TEMPO.CO, New York - Melanie Berliet, seorang wanita muda, lajang, dan tanpa anak-anak, tiba di sebuah klinik medis di New York City mencari "konsultasi gratis" untuk menpermak bagian intimnya. Dikenal sebagai vaginoplasty, prosedur ini dilakukan dengan mengencangkan jaringan yang lembek, memotong kembali bibir dalam dan luar labia, dan kadang-kadang membuka klitoris.

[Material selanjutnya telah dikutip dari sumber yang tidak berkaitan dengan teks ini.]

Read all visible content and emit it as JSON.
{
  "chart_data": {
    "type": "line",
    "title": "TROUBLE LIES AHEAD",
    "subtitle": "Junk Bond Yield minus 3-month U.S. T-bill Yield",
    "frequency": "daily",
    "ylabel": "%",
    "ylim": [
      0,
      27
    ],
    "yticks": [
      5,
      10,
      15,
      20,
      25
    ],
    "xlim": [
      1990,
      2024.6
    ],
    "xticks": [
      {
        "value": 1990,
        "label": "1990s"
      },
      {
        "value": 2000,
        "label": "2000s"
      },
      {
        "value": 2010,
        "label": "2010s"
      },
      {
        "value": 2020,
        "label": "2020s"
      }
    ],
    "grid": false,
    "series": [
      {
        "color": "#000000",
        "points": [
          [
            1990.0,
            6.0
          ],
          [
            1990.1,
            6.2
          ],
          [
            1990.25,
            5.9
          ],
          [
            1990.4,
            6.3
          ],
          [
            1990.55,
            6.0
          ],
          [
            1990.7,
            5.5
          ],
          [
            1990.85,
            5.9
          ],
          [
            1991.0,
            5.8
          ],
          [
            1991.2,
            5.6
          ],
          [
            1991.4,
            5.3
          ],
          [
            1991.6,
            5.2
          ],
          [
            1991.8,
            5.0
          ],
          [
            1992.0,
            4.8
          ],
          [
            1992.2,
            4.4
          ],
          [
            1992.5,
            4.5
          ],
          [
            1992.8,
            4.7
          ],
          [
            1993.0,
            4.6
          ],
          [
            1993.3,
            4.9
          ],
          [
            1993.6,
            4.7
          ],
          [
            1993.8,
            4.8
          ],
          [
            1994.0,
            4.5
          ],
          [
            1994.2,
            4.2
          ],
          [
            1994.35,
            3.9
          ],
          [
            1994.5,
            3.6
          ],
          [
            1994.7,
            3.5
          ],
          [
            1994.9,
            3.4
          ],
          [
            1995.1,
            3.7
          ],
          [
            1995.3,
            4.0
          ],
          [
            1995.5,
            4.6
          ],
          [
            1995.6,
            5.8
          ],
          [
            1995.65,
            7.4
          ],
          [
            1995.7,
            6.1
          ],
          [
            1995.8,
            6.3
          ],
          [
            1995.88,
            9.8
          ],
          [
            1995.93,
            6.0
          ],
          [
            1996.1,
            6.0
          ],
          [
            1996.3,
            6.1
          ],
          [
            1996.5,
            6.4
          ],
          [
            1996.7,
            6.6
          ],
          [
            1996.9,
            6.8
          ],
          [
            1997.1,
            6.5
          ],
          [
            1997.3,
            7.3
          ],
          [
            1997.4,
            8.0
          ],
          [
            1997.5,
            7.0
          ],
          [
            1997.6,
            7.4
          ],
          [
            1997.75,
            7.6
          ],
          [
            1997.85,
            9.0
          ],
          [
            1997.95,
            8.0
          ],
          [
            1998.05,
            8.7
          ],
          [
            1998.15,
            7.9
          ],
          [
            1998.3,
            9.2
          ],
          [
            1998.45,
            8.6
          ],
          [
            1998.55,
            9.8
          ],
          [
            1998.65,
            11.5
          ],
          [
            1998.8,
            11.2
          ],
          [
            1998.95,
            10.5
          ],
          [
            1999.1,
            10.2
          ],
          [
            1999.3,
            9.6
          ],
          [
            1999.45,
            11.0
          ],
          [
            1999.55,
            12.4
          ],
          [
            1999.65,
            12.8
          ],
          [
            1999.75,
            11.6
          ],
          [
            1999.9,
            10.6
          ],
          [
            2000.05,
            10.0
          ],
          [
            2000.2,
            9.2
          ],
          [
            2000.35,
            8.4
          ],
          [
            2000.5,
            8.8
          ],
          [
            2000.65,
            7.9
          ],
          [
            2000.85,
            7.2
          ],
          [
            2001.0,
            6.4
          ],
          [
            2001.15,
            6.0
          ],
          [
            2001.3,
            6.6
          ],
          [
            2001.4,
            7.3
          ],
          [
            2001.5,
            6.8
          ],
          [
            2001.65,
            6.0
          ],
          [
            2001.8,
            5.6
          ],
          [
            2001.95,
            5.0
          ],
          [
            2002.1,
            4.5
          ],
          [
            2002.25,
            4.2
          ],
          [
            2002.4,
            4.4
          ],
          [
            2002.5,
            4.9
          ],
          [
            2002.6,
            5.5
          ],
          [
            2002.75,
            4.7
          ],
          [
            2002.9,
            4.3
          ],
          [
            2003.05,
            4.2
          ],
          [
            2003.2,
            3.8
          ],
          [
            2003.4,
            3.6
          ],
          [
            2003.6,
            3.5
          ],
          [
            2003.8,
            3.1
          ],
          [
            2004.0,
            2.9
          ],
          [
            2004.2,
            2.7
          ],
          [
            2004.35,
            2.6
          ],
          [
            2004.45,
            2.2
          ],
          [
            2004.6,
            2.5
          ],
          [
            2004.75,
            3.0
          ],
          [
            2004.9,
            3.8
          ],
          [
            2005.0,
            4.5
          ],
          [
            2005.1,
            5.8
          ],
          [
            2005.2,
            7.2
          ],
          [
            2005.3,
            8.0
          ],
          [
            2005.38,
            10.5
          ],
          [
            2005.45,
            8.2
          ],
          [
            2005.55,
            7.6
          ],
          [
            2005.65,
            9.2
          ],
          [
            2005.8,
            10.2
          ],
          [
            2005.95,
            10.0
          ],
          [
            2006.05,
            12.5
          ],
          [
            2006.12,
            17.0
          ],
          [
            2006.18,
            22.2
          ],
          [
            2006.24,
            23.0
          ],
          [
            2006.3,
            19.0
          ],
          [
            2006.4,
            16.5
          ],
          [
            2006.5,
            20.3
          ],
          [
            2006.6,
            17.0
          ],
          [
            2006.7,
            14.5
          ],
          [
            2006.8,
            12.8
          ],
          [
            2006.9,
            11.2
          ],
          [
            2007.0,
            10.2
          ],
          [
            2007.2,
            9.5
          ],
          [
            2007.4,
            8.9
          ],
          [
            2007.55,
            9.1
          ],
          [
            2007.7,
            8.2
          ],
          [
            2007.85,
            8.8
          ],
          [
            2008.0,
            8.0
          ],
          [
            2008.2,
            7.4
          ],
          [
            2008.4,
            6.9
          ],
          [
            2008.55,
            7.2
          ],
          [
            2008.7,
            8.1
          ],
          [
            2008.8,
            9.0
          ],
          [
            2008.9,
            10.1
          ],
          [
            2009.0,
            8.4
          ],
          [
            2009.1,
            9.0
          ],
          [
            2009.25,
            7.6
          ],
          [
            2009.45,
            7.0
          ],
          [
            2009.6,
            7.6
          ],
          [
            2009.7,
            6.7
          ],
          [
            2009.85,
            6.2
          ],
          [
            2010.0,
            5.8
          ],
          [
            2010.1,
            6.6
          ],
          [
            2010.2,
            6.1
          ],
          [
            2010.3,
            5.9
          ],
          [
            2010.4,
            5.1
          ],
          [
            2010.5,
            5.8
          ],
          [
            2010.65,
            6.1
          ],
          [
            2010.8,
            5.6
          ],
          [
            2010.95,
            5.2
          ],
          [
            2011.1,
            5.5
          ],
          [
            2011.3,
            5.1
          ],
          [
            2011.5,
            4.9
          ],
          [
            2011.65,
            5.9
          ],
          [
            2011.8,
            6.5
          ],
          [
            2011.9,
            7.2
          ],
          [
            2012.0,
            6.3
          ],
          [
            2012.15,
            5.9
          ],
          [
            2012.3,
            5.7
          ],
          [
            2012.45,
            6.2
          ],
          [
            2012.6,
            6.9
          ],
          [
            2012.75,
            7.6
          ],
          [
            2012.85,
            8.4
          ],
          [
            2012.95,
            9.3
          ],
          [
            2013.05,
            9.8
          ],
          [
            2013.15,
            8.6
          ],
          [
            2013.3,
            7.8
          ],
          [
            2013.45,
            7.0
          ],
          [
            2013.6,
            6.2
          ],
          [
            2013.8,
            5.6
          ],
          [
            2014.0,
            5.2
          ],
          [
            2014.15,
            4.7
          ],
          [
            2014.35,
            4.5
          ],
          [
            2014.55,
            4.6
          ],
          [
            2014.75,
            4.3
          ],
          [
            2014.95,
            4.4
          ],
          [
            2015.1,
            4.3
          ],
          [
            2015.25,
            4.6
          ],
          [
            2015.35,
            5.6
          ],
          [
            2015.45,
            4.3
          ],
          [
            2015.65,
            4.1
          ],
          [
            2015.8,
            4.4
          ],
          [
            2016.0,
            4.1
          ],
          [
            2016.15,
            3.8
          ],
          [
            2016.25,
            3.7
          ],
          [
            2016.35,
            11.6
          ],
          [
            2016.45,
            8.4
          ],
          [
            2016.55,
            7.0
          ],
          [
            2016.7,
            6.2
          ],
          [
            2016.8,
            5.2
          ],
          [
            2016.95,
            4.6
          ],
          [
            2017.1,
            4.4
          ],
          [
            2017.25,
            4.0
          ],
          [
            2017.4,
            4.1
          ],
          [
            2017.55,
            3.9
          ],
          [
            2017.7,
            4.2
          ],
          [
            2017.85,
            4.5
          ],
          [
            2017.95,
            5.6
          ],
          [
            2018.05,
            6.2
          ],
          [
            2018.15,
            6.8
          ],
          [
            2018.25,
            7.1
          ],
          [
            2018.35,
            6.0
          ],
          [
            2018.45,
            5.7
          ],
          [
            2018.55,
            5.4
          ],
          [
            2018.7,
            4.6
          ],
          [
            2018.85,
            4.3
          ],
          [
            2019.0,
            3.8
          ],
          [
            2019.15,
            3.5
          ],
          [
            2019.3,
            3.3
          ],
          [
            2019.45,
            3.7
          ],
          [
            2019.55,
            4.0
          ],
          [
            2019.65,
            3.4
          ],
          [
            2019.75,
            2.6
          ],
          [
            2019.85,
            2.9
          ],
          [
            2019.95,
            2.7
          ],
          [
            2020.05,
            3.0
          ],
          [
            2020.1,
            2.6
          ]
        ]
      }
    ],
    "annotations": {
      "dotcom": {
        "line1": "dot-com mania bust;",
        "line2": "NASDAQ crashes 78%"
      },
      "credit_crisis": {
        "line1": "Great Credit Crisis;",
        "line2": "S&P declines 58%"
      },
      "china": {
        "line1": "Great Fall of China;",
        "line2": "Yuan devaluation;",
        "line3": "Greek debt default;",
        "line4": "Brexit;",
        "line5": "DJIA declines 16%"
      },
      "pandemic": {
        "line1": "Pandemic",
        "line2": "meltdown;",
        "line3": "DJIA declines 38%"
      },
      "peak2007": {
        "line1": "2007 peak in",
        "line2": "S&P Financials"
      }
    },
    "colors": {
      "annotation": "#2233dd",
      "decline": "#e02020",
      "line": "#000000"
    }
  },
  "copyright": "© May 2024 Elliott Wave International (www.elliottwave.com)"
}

Berliet menulis tentang pengalamannya itu dalam sebuah artikel berjudul "Designer Parts," untuk majalah Atlantic. Saat datang, ia mengaku sebagai pasien dan menyembunyikan tujuannya semula, mencari informasi untuk operasi yang kini digandrungi wanita Amerika Serikat ini.
Dokter adalah seorang yang sangat profesional, kata Berliet kepada ABCNews.com. Setelah pemeriksaan fisik, seorang pegawai rumah sakit menerangkan kehebatan operasi peremajaan vagina ini.
"Dia pada dasarnya mengatakan kepada saya pacar saya akan segera melamar setelah operasi dilakukan," kata Berliet. "Vagina pada gambar tampak seperti milik bintang porno," katanya.
Bedah ginekologi korektif telah tersedia selama beberapa dekade untuk membantu wanita dengan inkontinensia atau kendur saluran vaginanya setelah melahirkan. Tetapi para ahli mengatakan bahwa ribuan perempuan, terutama yang muda, kini mencari prosedur seperti vaginoplasty dan labiaplasty untuk penampilan prima bagian intim mereka. Operasi ini tak murah, dengan biaya antara US$ 1.000 hingga US$ 3.000 dan tidak dilindungi oleh asuransi.
The American College of Aesthetic Plastic Surgeons melaporkan 2.140 perempuan melakukan operasi tersebut pada tahun 2010. International Society of Aesthetic Plastic Surgeons mengatakan dua kali lebih banyak telah dilakukan di AS setiap tahunnya, hampir 5.200 orang.
Namun angka-angka ini mungkin adalah perkiraan yang rendah. "Kami tidak tahu jumlah pastinya, karena banyak yang dilakukan di pusat-pusat operasi yang sulit untuk melacak," kata Dr Cheryl B. Iglesia, seorang ahli bedah panggul rekonstruktif dan direktur program perempuan di Pusat Nasional untuk Lanjutan Bedah Panggul di Washington. "Tidak ada dokumen yang bisa dipakai untuk melacaknya, dan mereka membayar tunai di depan."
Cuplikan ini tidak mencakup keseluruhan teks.